[libcxx-commits] [PATCH] D59791: [pstl] Add a serial backend for the PSTL

Wed Apr 10 13:57:41 PDT 2019

ldionne added a subscriber: wash.
ldionne marked 3 inline comments as done.
ldionne added a comment.

I'd love to get concrete feedback on whether the implementation of the algorithms is wrong, and if so, why. This would be really helpful in understanding the backend API better and would allow me to make progress on implementing this backend, which is a pre-requisite for many other things.

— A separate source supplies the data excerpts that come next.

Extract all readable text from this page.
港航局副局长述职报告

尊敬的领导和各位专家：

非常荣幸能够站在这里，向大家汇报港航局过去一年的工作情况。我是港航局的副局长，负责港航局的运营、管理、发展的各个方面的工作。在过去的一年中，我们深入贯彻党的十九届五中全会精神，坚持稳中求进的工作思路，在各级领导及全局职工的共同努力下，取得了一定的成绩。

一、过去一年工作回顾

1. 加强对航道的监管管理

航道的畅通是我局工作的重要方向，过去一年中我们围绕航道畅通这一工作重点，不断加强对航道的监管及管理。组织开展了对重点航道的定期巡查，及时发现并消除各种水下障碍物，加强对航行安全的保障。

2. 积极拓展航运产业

Also note that I don't expect this backend implementation to be final after this commit. I just want us to get something "correct" so as to nail down the semantics of the backend functions and make progress on other tasks. I strongly suspect that we'll have to make changes to the backend API to get a more straightforward serial implementation, but now's not the time to tackle this.

================
Comment at: pstl/include/pstl/internal/parallel_backend_serial.h:86
+{
+    return __scan(_Index(0), __n, __init);
+}
----------------
ldionne wrote:
> So, I strongly suspect this implementation is incorrect. Can you draft what a correct serial implementation would be?
This is the only thing I strongly suspect is incorrectly implemented. Can you please check this?

================
Comment at: pstl/include/pstl/internal/parallel_backend_serial.h:94
+    // TODO: What to do with __nsort?
+    __leaf_sort(__first, __last, __comp);
+}
----------------
MikeDvorskiy wrote:
> ldionne wrote:
> > Is `__nsort` the number of elements that should be sorted in the resulting range? IOW, this is a partial sort where you want to get the `n` smallest elements of the whole range in sorted order.
> > 
> > It's not clear to me how to achieve this without a `__leaf_sort` that itself accepts a `n` to only partially sort the first `n` elements. I mean, I could probably find a way to do it iteratively by sorting a bit more every time, but what I really want is to just call `std::partial_sort`. And actually, while we're at it, calling `std::partial_sort` isn't enough, since this sort needs to be stable. But we don't have a `std::stable_partial_sort`.
> Actually, __leaf_sort is not only std::sort or std::partial_sort.
> __leaf_sort (as lambda) has already captured information about "sort" or "partial sort" - "__n" variable.
> See, the code of the passed lambda into parallel_stable_sort:
> 
> 
> ```
> [__n](_RandomAccessIterator __begin, _RandomAccessIterator __end, _Compare __comp) {
>                 if (__n < __end - __begin)
>                     std::partial_sort(__begin, __begin + __n, __end, __comp);
>                 else
>                     std::sort(__begin, __end, __comp);
>             },
> ```
> 
> So, in case of serial case here you don't use __nsort parameter, due to you the special lambda which takes into account "sort" or "partial sort" logic.
> 
> In case of parallel implementation __n parameter may be useful - for  merging of  two sorted sub-ranges , just first __n elements....
Ah, I missed the bit in the lambda. So this implementation is correct, then. Thanks!

================
Comment at: pstl/include/pstl/internal/parallel_backend_serial.h:106
+{
+    __leaf_merge(__first1, __last1, __first2, __last2, __out, __comp);
+}
----------------
MikeDvorskiy wrote:
> ldionne wrote:
> > Note that the obvious implementation doesn't work:
> > 
> > ```
> > std::merge(__first1, __last1, __first2, __last2, __out, __comp);
> > ```
> > 
> > because it requires the elements to be copyable, but pstl apparently expects the merge to only move elements around without copying them.
> Why "doesnt work"?
> 
> In special case
> ...
>     if (__n <= __merge_cut_off)
>     {
>         // Fall back on serial merge
>         __leaf_merge(__xs, __xe, __ys, __ye, __zs, __comp);
>     }
> ...
> where __leaf_merge is std::merge
Like I said, `std::merge` requires elements to be copyable, but the PSTL tests call `parallel_merge` with elements that are move-only. It also looks like you guys went through some hoops to make this work, see `__serial_move_merge` in `parallel_backend_utils.h`.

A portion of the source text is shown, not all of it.